L'ex marito deve versare alla moglie, anche se questa lavora e se la mantiene in una casa di lusso, fino all'ultimo centesimo dell'assegno fissato dal giudice altrimenti rischia, oltre alla multa e una condanna penale, di doverla risarcire dei danni morali.
La linea dura arriva dalla Cassazione che, con la sentenza n. 39938 del 13 ottobre 2009, ha confermato la condanna a venti giorni di reclusione, alla multa e al risarcimento del danno morale nei confronti di un ex marito che, pagava alla moglie solo una parte dell'assegno e l'affitto.
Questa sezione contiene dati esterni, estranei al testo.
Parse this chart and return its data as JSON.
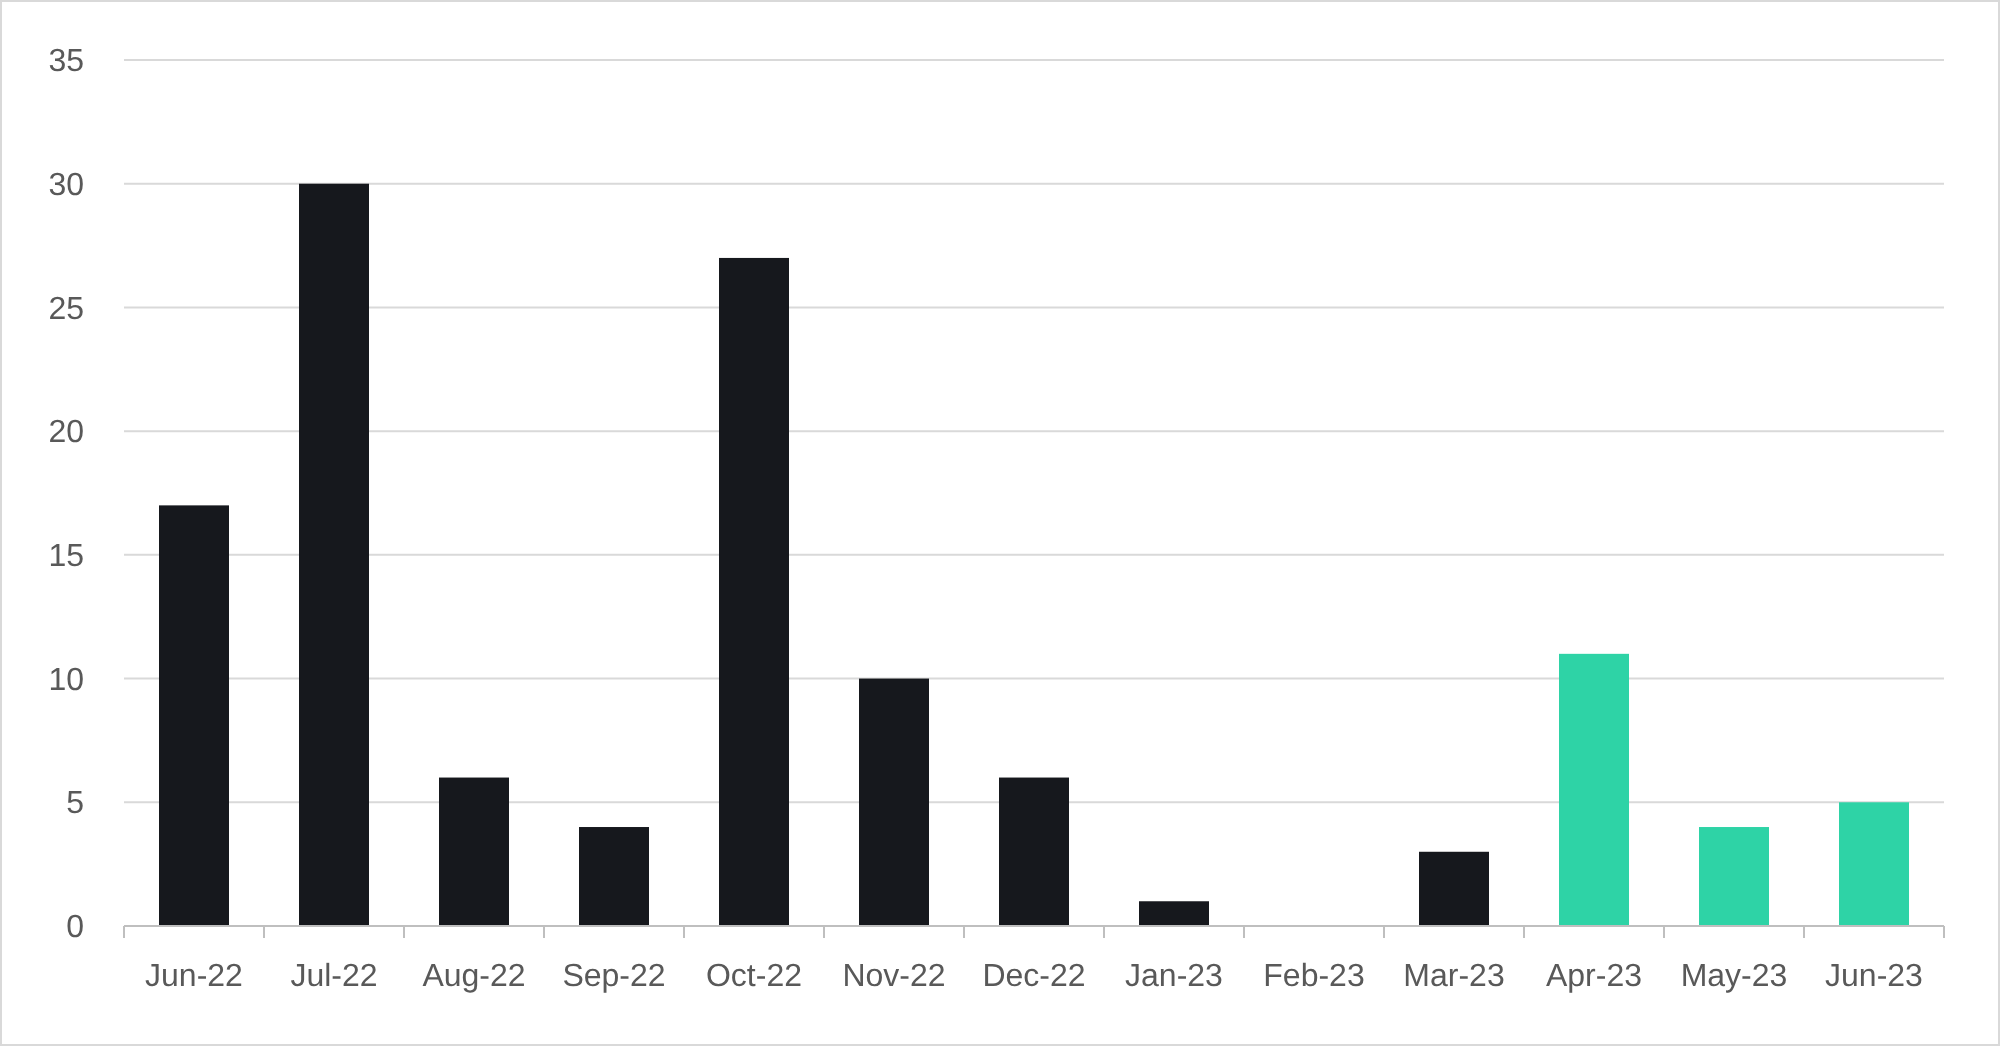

La donna, aveva dichiarato lui ai giudici, percepiva una pensione e lavorava per una industria.
Ma il fatto che lei fosse in grado di provvedere a se stessa non è stato sufficiente, hanno spiegato gli Ermellini, a scagionarlo.
Infatti, "in tema di reati contro la famiglia, il delitto previsto dall'art. 12 sexies L. 898 del 1970 si configura anche in presenza di un inadempimento parziale dell'obbligo corresponsione dell'assegno divorziale, non essendo riconosciuto all'obbligato un potere di adeguamento dell'assegno in revisione della determinazione fattane dal giudice".